Я отправляюсь в кабинет, тупо ищу блокнот, не нахожу, возвращаюсь, а тебя уже нет.
Проходит день, в течение которого я лежу и смотрю в потолок.
Время от времени я обвожу пальцем контур розетки по часовой стрелке. Эта содержательная процедура меня успокаивает. Я обвожу контур розетки против часовой стрелки. Уже минута, как в дверь стучат. Я отрываюсь от розетки и иду открывать. Hа пороге стоит Саша. Он быстро говорит что-то и я ничего не понимаю.
- Пошли, - повторяет Саша, - там плохо… там заболел…
Он тащит меня напрямик через бамбуковую рощу, через заросли банана в дом сторожихи, и я вижу саму напуганную сторожиху и тебя на какой-то страшной раскладушке, у тебя опять приступ, ты бело-зеленый, лежишь, сцепив зубы весь мокрый, но в сознании.
- Идти можешь? - я наклоняюсь и провожу рукой по твоему мокрому лбу, по холодной щеке, по шее, на которой неровно бьется пульс.
Ты киваешь. Я веду тебя медленно-медленно, мы часто отдыхаем, у тебя сердце колотится как у пойманного мышонка.
Дома я колю тебе баралгин, ты бормочешь:
- Спасибо, - и засыпаешь, уткнувшись лбом в мою любимую розетку и держа меня за руку.
"Пусть все горит, - говорю я себе и, кажется, вслух. - Никогда больше… Сам - никогда…"
В середине сентября неожиданно резко холодает. Ты в черной майке и вышедших из употребления джинсах, что едва скрывают чресла и уж никак не согревают, выволакиваешь из дома стремянку, которая служит для протирания многострадального плафона, и принимаешься собирать инжир. Собираешь ты его преимущественно в рот, а белый пакетик сиротливо шуршит на веточке рядом.

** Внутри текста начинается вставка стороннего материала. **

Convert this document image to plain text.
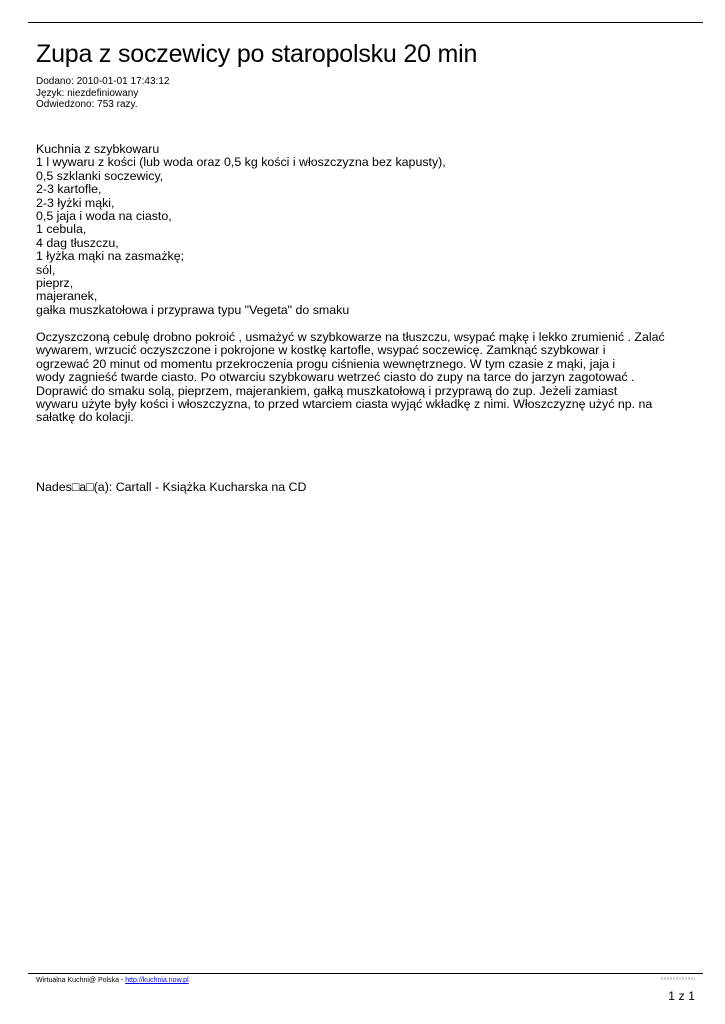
Zupa z soczewicy po staropolsku 20 min
Dodano: 2010-01-01 17:43:12
Język: niezdefiniowany
Odwiedzono: 753 razy.
Kuchnia z szybkowaru
1 l wywaru z kości (lub woda oraz 0,5 kg kości i włoszczyzna bez kapusty),
0,5 szklanki soczewicy,
2-3 kartofle,
2-3 łyżki mąki,
0,5 jaja i woda na ciasto,
1 cebula,
4 dag tłuszczu,
1 łyżka mąki na zasmażkę;
sól,
pieprz,
majeranek,
gałka muszkatołowa i przyprawa typu "Vegeta" do smaku
Oczyszczoną cebulę drobno pokroić , usmażyć w szybkowarze na tłuszczu, wsypać mąkę i lekko zrumienić . Zalać
wywarem, wrzucić oczyszczone i pokrojone w kostkę kartofle, wsypać soczewicę. Zamknąć szybkowar i
ogrzewać 20 minut od momentu przekroczenia progu ciśnienia wewnętrznego. W tym czasie z mąki, jaja i
wody zagnieść twarde ciasto. Po otwarciu szybkowaru wetrzeć ciasto do zupy na tarce do jarzyn zagotować .
Doprawić do smaku solą, pieprzem, majerankiem, gałką muszkatołową i przyprawą do zup. Jeżeli zamiast
wywaru użyte były kości i włoszczyzna, to przed wtarciem ciasta wyjąć wkładkę z nimi. Włoszczyznę użyć np. na
sałatkę do kolacji.
Nades□a□(a): Cartall - Książka Kucharska na CD
Wirtualna Kuchni@ Polska - http://kuchnia.now.pl
1 z 1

- Ты, саранча, - говорю я, - пузо заболит.
Ты с презрением смотришь на меня сверху вниз.
- Я буду варить варенье, - сообщаешь ты. - До сих пор ты бесхозяйственно относился к инжиру, а между прочим, он на рынке - самый дорогой фрукт.

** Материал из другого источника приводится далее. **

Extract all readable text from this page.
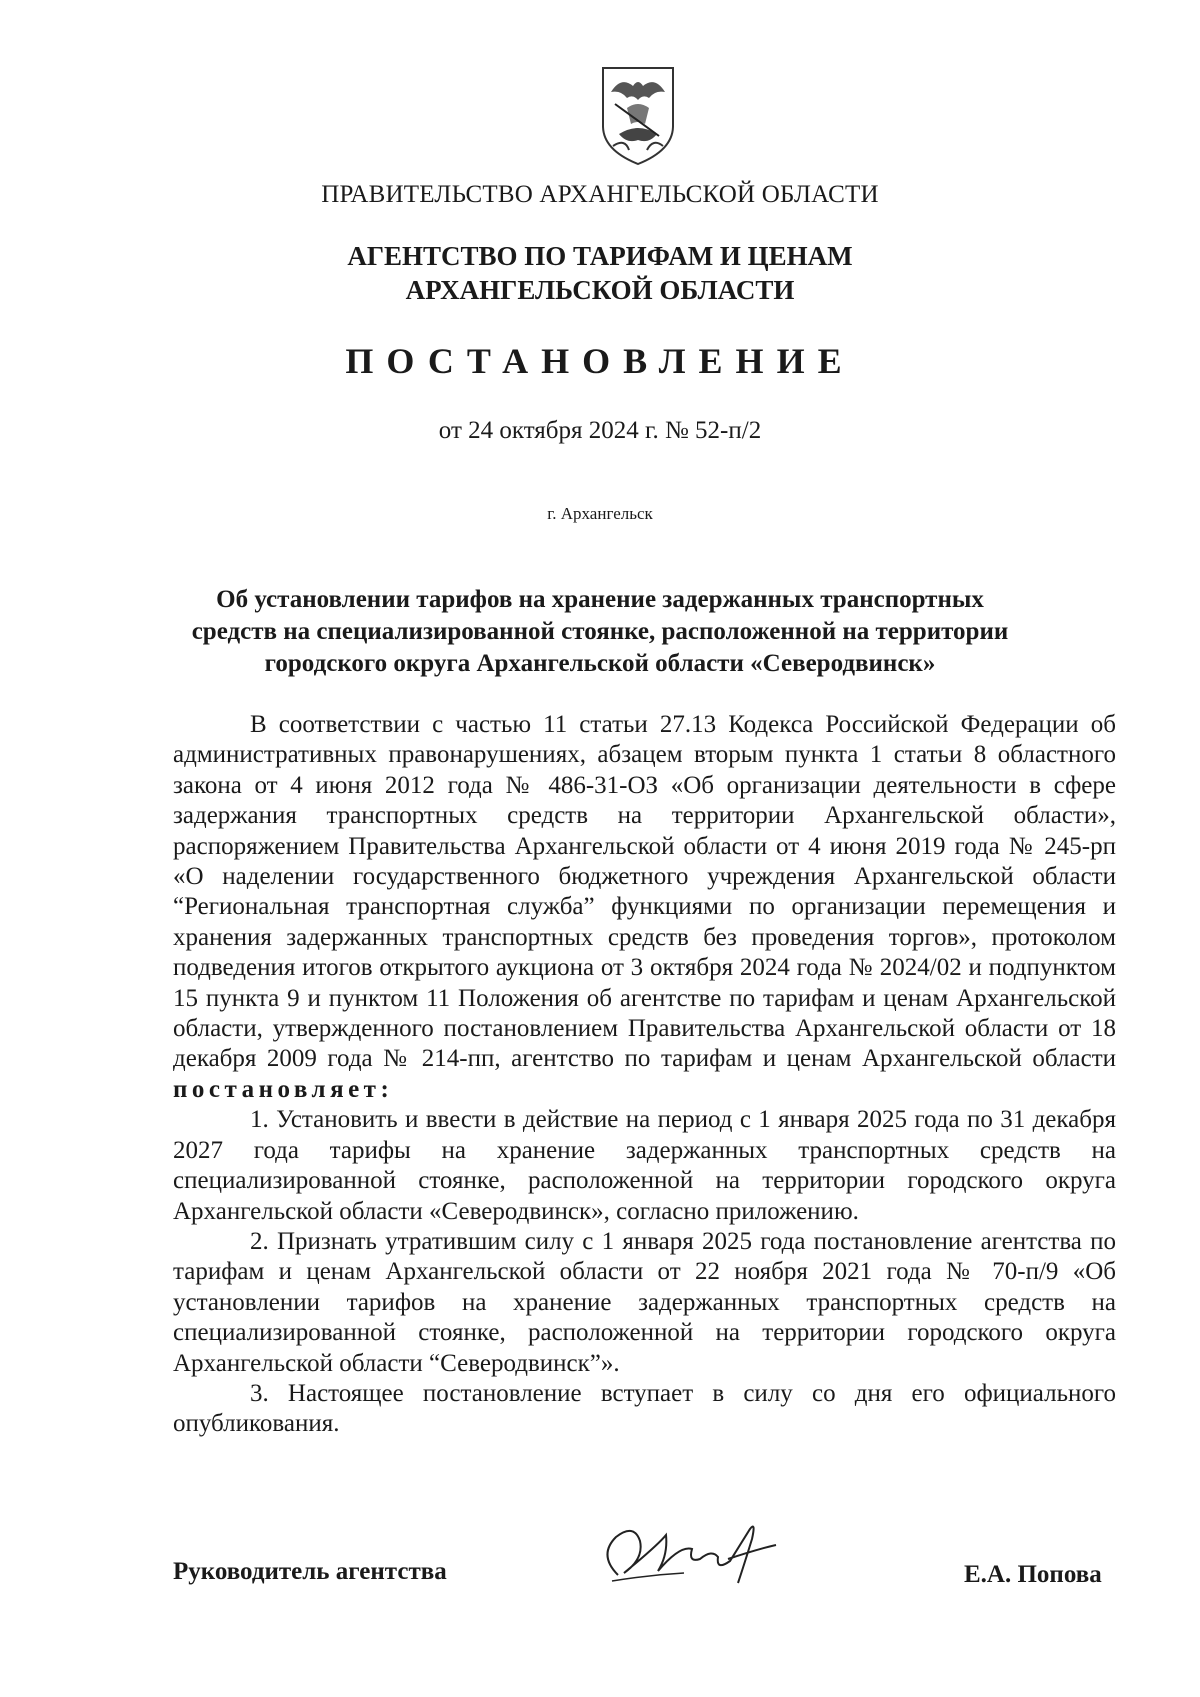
ПРАВИТЕЛЬСТВО АРХАНГЕЛЬСКОЙ ОБЛАСТИ
АГЕНТСТВО ПО ТАРИФАМ И ЦЕНАМ
АРХАНГЕЛЬСКОЙ ОБЛАСТИ
ПОСТАНОВЛЕНИЕ
от 24 октября 2024 г. № 52-п/2
г. Архангельск
Об установлении тарифов на хранение задержанных транспортных
средств на специализированной стоянке, расположенной на территории
городского округа Архангельской области «Северодвинск»

В соответствии с частью 11 статьи 27.13 Кодекса Российской Федерации об административных правонарушениях, абзацем вторым пункта 1 статьи 8 областного закона от 4 июня 2012 года № 486-31-ОЗ «Об организации деятельности в сфере задержания транспортных средств на территории Архангельской области», распоряжением Правительства Архангельской области от 4 июня 2019 года № 245-рп «О наделении государственного бюджетного учреждения Архангельской области “Региональная транспортная служба” функциями по организации перемещения и хранения задержанных транспортных средств без проведения торгов», протоколом подведения итогов открытого аукциона от 3 октября 2024 года № 2024/02 и подпунктом 15 пункта 9 и пунктом 11 Положения об агентстве по тарифам и ценам Архангельской области, утвержденного постановлением Правительства Архангельской области от 18 декабря 2009 года № 214-пп, агентство по тарифам и ценам Архангельской области постановляет:

1. Установить и ввести в действие на период с 1 января 2025 года по 31 декабря 2027 года тарифы на хранение задержанных транспортных средств на специализированной стоянке, расположенной на территории городского округа Архангельской области «Северодвинск», согласно приложению.

2. Признать утратившим силу с 1 января 2025 года постановление агентства по тарифам и ценам Архангельской области от 22 ноября 2021 года № 70-п/9 «Об установлении тарифов на хранение задержанных транспортных средств на специализированной стоянке, расположенной на территории городского округа Архангельской области “Северодвинск”».

3. Настоящее постановление вступает в силу со дня его официального опубликования.

Руководитель агентства	Е.А. Попова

- Слушай, дорогой фрукт, тебе просто нечего делать, - догадываюсь я. - Я подумаю над этим.
Хотя, чего тут думать. Ты вполне освоил Сад и окрестности. Ты научился отличать каперсы от маргариток и на том спасибо. Ты неоднократно облобызал свою монстеру от корней до макушки и, разве что не поливал ее красным вином. ты прочел всю мою библиотеку и радостно поделился со мной потрясающим соображением о том, что "Бенджи в "Шуме и ярости" - совсем как наш Саша. Ты продемонстрировал мне неожиданную здравость ума относительно перспектив человечества в целом и только о своем будущем отказывался говорить.
- Посмотрим, - произносил ты неопределенно, - будет как будет.
И тогда я придумал Проект. Я разработал его в деталях за три минуты и объявил тебе. Ты перестал пожирать инжир и уселся на стремянку верхом.
- Правда? - сказал ты счастливым голосом.